Et de plaider pour sa population : « Nous demandons à toute âme charitable de venir en aide à ces agriculteurs. L’appel est lancé en premier lieu au ministère en charge des Affaires sociales. Nous pensons qu’ils ont reçu le rapport et qu’ils viendront bientôt les assister. » Il compte aussi sur l’esprit de solidarité des Burundais pour que les victimes de ces inondations aient de quoi faire vivre leurs familles dans les jours à venir.

Le coût élevé du non-respect de la zone tampon

Les riziculteurs essayant de sauver le peu qui reste

Léonidas Rivuzimana, responsable du BPEAE-Kirundo, fait lui aussi un constat amer : « C’est vraiment très déplorable. Des grandes étendues rizicoles ont été totalement détruites. Il est très difficile d’estimer les pertes. »

Interrogé sur les causes de cette situation, il explique que c’est lié aux fortes pluies de ces derniers jours. Néanmoins, il signale que les agriculteurs ont aussi une part de responsabilité : « Si la zone tampon avait été respectée, les dégâts n’auraient pas été d’une telle ampleur. »

D’après lui, une zone tampon de 25 m avait été délimitée, des bambous avaient été plantés sur 30 km à partir de la commune Bugabira jusqu’à Marangara pour stabiliser les rives de l’Akanyaru. « Trois campagnes ont eu lieu en 2019, 2020 et en 2021. Mais, par la suite, ces agriculteurs ont eux-mêmes déracinés ces bambous et ont cultivé jusqu’aux rives de l’Akanyaru. Ils ont détruit les hautes herbes qui conservaient l’eau lors des crues pour ne pas envahir les cultures ».

Pour le moment, M. Rivuzimana annonce de nouveaux travaux de délimitation de la zone tampon et la plantation de bambous. « Tous ceux qui ont occupé cette zone vont être chassés », insiste-t-il.

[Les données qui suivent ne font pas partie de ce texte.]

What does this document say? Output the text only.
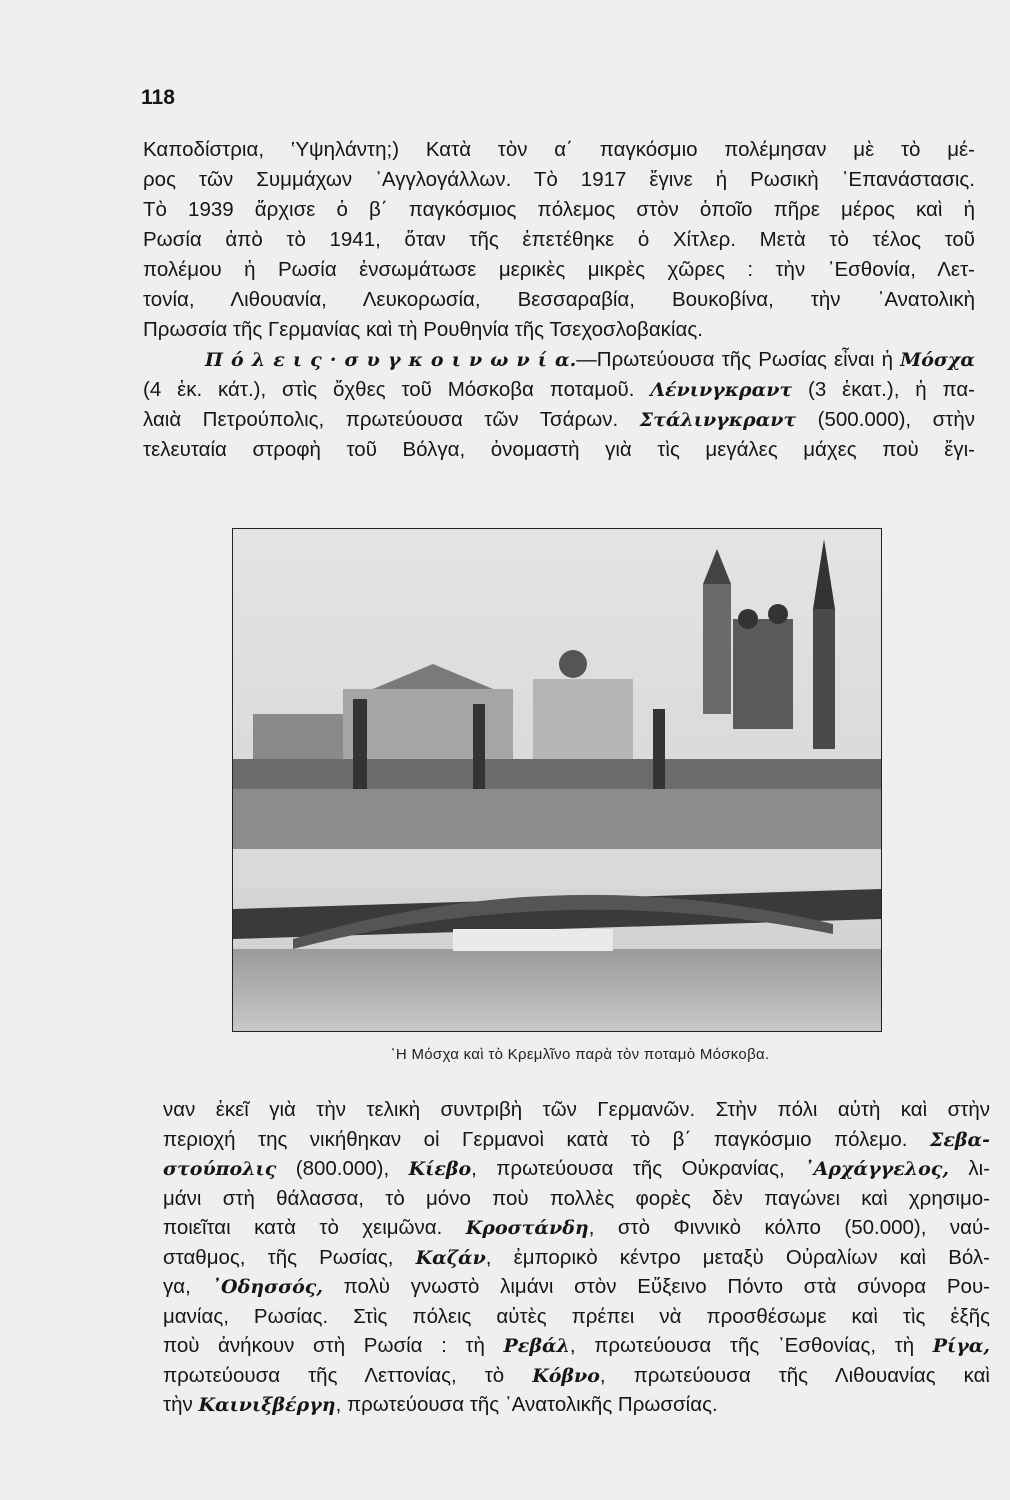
118
Καποδίστρια, ‛Υψηλάντη;) Κατὰ τὸν α΄ παγκόσμιο πολέμησαν μὲ τὸ μέ-
ρος τῶν Συμμάχων ᾽Αγγλογάλλων. Τὸ 1917 ἔγινε ἡ Ρωσικὴ ᾽Επανάστασις.
Τὸ 1939 ἄρχισε ὁ β΄ παγκόσμιος πόλεμος στὸν ὁποῖο πῆρε μέρος καὶ ἡ
Ρωσία ἀπὸ τὸ 1941, ὅταν τῆς ἐπετέθηκε ὁ Χίτλερ. Μετὰ τὸ τέλος τοῦ
πολέμου ἡ Ρωσία ἐνσωμάτωσε μερικὲς μικρὲς χῶρες : τὴν ᾽Εσθονία, Λετ-
τονία, Λιθουανία, Λευκορωσία, Βεσσαραβία, Βουκοβίνα, τὴν ᾽Ανατολικὴ
Πρωσσία τῆς Γερμανίας καὶ τὴ Ρουθηνία τῆς Τσεχοσλοβακίας.
Π ό λ ε ι ς · σ υ γ κ ο ι ν ω ν ί α.—Πρωτεύουσα τῆς Ρωσίας εἶναι ἡ Μόσχα
(4 ἑκ. κάτ.), στὶς ὄχθες τοῦ Μόσκοβα ποταμοῦ. Λένινγκραντ (3 ἑκατ.), ἡ πα-
λαιὰ Πετρούπολις, πρωτεύουσα τῶν Τσάρων. Στάλινγκραντ (500.000), στὴν
τελευταία στροφὴ τοῦ Βόλγα, ὀνομαστὴ γιὰ τὶς μεγάλες μάχες ποὺ ἔγι-
῾Η Μόσχα καὶ τὸ Κρεμλῖνο παρὰ τὸν ποταμὸ Μόσκοβα.
ναν ἐκεῖ γιὰ τὴν τελικὴ συντριβὴ τῶν Γερμανῶν. Στὴν πόλι αὐτὴ καὶ στὴν
περιοχή της νικήθηκαν οἱ Γερμανοὶ κατὰ τὸ β΄ παγκόσμιο πόλεμο. Σεβα-
στούπολις (800.000), Κίεβο, πρωτεύουσα τῆς Οὐκρανίας, ᾽Αρχάγγελος, λι-
μάνι στὴ θάλασσα, τὸ μόνο ποὺ πολλὲς φορὲς δὲν παγώνει καὶ χρησιμο-
ποιεῖται κατὰ τὸ χειμῶνα. Κροστάνδη, στὸ Φιννικὸ κόλπο (50.000), ναύ-
σταθμος, τῆς Ρωσίας, Καζάν, ἐμπορικὸ κέντρο μεταξὺ Οὐραλίων καὶ Βόλ-
γα, ᾽Οδησσός, πολὺ γνωστὸ λιμάνι στὸν Εὔξεινο Πόντο στὰ σύνορα Ρου-
μανίας, Ρωσίας. Στὶς πόλεις αὐτὲς πρέπει νὰ προσθέσωμε καὶ τὶς ἑξῆς
ποὺ ἀνήκουν στὴ Ρωσία : τὴ Ρεβάλ, πρωτεύουσα τῆς ᾽Εσθονίας, τὴ Ρίγα,
πρωτεύουσα τῆς Λεττονίας, τὸ Κόβνο, πρωτεύουσα τῆς Λιθουανίας καὶ
τὴν Καινιξβέργη, πρωτεύουσα τῆς ᾽Ανατολικῆς Πρωσσίας.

Il rappelle qu’outre la zone tampon de 25 m, on avait institué une autre zone de 200 m interdite aux cultures : « Ces espaces étaient conservés pour contenir l’eau en cas d’inondation. Il y avait au moins dix espaces du genre de Ntega à Bugabira. Ils servaient à protéger les cultures. Et il y avait des hautes herbes. »

Le responsable du BPEAE-Kirundo déplore que suite à l’ignorance, les gens les ont envahis, détruits et y ont planté le riz : « Et voilà, quand l’eau déborde, c’est directement dans les champs. »

Pour ces nouveaux travaux de protection, il souligne que les agriculteurs doivent contribuer. Il appelle ainsi les administratifs à la base de veiller à la protection de la zone tampon, une fois de nouveau délimitée.